Heat Deaths on Arizona-Mexico Border
TUCSON, Ariz. (AP) _ Four days into what she was told would be a six-hour trip, Yolanda Gonzalez lay dead of dehydration in the Arizona desert _ a victim of a searing sun, 110-degree heat and her determination to save her daughter.
The 19-year-old mother from Oaxaca, Mexico, had given nearly all the water she carried to her 18-month-old daughter. Only a few ounces remained in the toddler’s bottle when Border Patrol searchers reached them on Memorial Day.
The youngster was rescued. Gonzalez became the sixth illegal immigrant to die of heat-related exposure in the past week in the Arizona desert. In all, 19 have died since October.
With summer still nearly three weeks away, ``we’re expecting that it is going to get worse,″ said Doreen Manuel, a tribal detective on the reservation where Gonzalez was found.
Heat-related deaths are an annual occurrence on this parched section of border, which draws those immigrants who don’t believe they can get into the United States anywhere else.

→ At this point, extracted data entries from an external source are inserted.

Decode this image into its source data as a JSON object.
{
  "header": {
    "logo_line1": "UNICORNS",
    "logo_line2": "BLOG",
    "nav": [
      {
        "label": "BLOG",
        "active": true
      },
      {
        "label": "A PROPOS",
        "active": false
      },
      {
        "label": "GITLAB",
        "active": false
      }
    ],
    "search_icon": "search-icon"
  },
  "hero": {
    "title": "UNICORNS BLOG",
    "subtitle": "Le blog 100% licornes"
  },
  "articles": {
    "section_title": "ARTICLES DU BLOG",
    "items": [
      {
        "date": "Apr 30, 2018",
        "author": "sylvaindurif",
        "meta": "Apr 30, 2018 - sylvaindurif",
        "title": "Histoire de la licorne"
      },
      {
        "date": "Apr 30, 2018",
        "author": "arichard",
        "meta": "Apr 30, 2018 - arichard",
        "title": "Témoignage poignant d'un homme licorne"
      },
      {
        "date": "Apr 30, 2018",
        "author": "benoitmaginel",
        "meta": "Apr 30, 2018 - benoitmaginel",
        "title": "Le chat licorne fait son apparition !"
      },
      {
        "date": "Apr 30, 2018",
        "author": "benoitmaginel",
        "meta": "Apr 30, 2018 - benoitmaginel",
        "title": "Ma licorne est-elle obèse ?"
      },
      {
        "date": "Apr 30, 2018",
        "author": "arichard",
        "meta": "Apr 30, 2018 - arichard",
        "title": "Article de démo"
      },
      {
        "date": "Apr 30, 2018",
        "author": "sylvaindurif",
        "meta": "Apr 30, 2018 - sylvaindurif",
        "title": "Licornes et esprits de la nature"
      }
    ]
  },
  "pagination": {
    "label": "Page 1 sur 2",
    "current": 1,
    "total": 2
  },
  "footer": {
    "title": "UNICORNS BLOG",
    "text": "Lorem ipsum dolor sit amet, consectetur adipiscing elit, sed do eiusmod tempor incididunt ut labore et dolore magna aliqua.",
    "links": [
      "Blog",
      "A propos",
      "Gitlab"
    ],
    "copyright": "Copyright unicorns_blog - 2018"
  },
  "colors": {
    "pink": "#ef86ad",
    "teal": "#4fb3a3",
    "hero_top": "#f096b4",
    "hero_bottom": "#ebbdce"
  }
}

But they’re more of a concern this year, with immigrants pouring into the state by the thousands each month.
In March, the Border Patrol arrested 76,245 illegal immigrants in the Tucson sector, which covers all but 50 miles of the Arizona-Mexico border. That puts the sector on pace to break an annual record of detaining more than 470,000 illegal immigrants.
Federal authorities have increased patrols in California and Texas, forcing more border crossers to enter through Arizona. And stricter enforcement of the border near Arizona’s urban areas is in turn pushing immigrants to try remote areas where they can find little water and must often endure triple-digit heat. Most are ill-prepared to survive.
During all the 1999 fiscal year, there were 10 heat exposure deaths in the Tucson sector’s western deserts, but none before mid-June, said Border Patrol spokesman Charles Klingberg.
In the Yuma sector, which covers the rest of Arizona’s border, 11 people have died of heat exposure during fiscal year 2000. There were only four confirmed heat-exposure deaths in the area all of last year.
Alfredo Casillas, a Border Patrol spokesman in Yuma, said another factor behind the increase is that more patrols are venturing into the desert, where they are more likely to encounter stranded immigrants and find bodies.
Gonzalez was traveling with a small group that was told by smugglers ``they were only going to be walking for six hours in the desert,″ Manuel said. ``But the six hours lasted four days.″
Gonzalez carried 2 gallons of water, but drank little herself to allow more for her child, who is now in the care of Mexican authorities and will be reunited with family.
Like many others, she was found because a member of her group sought help from tribal police. Police in turn called the Border Patrol, which began searching for the group.
``The Border Patrol thought they would be rescuing a very sick lady,″ Manuel said.